Una tarde de final de octubre en Zaragoza. Justo antes de
que se enciendan las farolas de la ciudad, sus ciudadanos caminan con
tranquilidad, disfrutando de las últimas luces del día en el centro. A estas
horas, se nota una relajación en las caminatas, conversaciones y miradas de la
gente, disfrutando de un breve paseo antes de ir a casa. Pasado un rato, la
afluencia será aún menor y podré descansar de verdad.
Hoy ha sido agotador, pensaba que estos días posteriores a
las fiestas patronales iban a ser más tranquilos, pero ahora en la ciudad vive
mucha gente, y los ríos de personas por la calle son algo habitual. Desde mi
posición, puedo observar ese continuo flujo, como un niño que observa absorto
un hormiguero. Cada individuo que circula es una historia viva diferente.
Aunque su propósito sea similar, pasear, las diferentes formas de hacerlo me divierten.
En algo debo matar el tiempo...
En esta observación indiscreta y disimulada he llegado a reconocer
a algunos habituales. A estas horas de la tarde usualmente llega un torpe
repartidor que todos los días cruza su furgoneta blanca en medio del río de
gente, lo que provoca numerosos cabreos. Tiene el tiempo muy limitado, debe
hacer gran cantidad de maniobras para conseguir su propósito y el ruido del
motor altera la paz de una calle peatonal. Me divierte ver como lo miran los
paseantes, entre alertados por el peligro y enfadados por las molestias que
ocasiona.
También veo salir a Jorge. Bueno, Jorge es el nombre que yo
le he puesto, suelo inventarme nombres para los que me caen bien. El caso es, que justo a esta hora acaba su
trabajo en uno de los despachos de la calle. Rápidamente, girará tras salir de
la puerta. Su altura y su aire despistado lo vuelven un poco torpe y con la
cantidad de papeles que lleva... es habitual que se la caigan, tenga que
recogerlos, y pierda el tranvía. A veces
apuesto por el trozo de calle donde se le van a caer. Me río un poco y luego
tengo la emoción de ver si llega a la estación. Realmente me tranquilizo cuando
lo hace.
Al mismo tiempo, está Ana. La joven a la que todos los días
observo cerrar la tienda de ropa en la que trabaja por un sueldo miserable, y
en la que tiene que pasar prácticamente todo el día, sin tener tiempo para irse
a casa a comer.

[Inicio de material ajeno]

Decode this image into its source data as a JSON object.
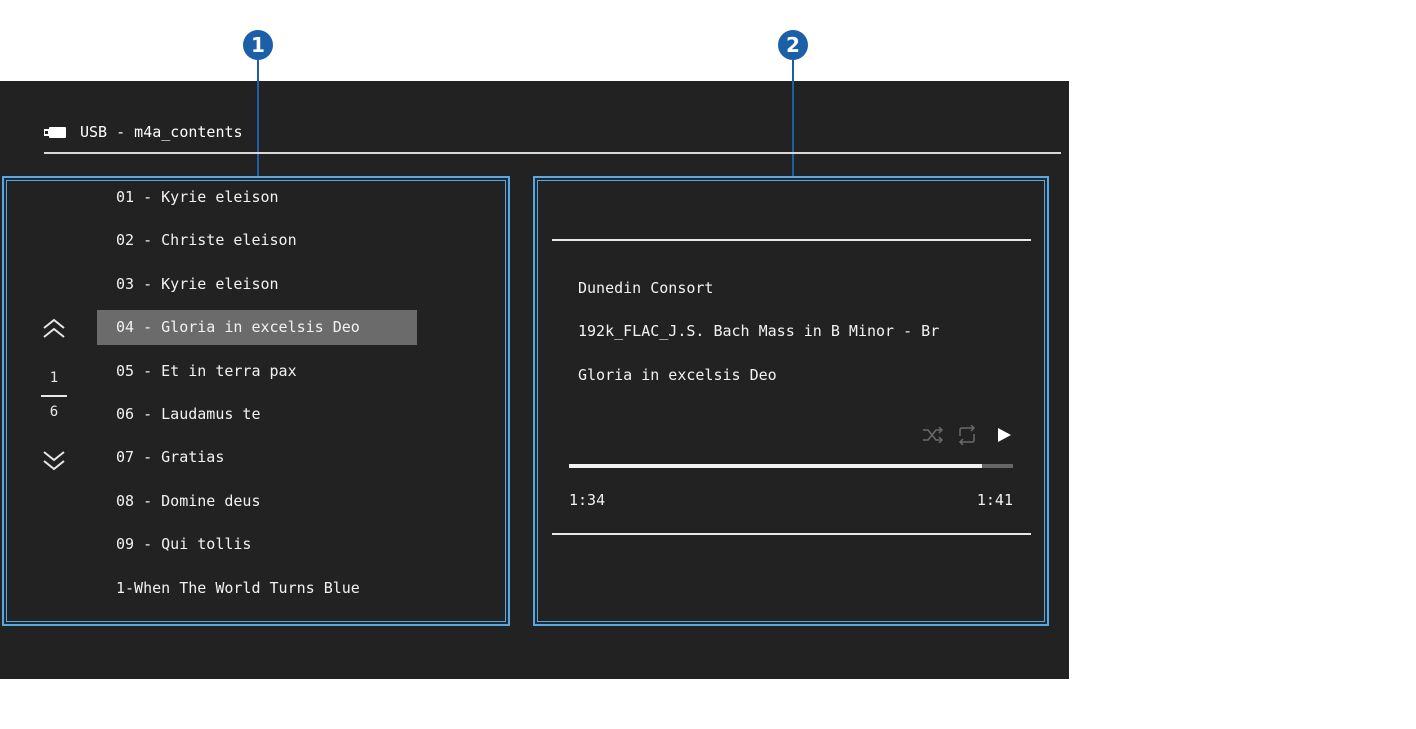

Además, siempre debe estar impecable y sonriente, la tienda es
de ropa cara, para bodas y comuniones, y los clientes deben estar contentos.
Por si fuera poco, debe aguantar a ese viejo jefe machista, paternalista y que
la mira de esa forma tan extraña. A estas horas tras pasar demasiadas horas de
pie, Ana sale muy cansada de la tienda. Se nota en su forma de andar, ésa que
tienen las mujeres cuando los zapatos de tacón se rebelan de tanto uso. Sin
embargo, cuando se cruza con Jorge, le reserva una elegante sonrisa e incluso
le ayuda cuando se le caen las cosas. Puede que aquí haya algo, a ver si una de
esas veces que Jorge pierde el tranvía...
Últimamente ha aparecido una nueva persona, el Sr. Miguel.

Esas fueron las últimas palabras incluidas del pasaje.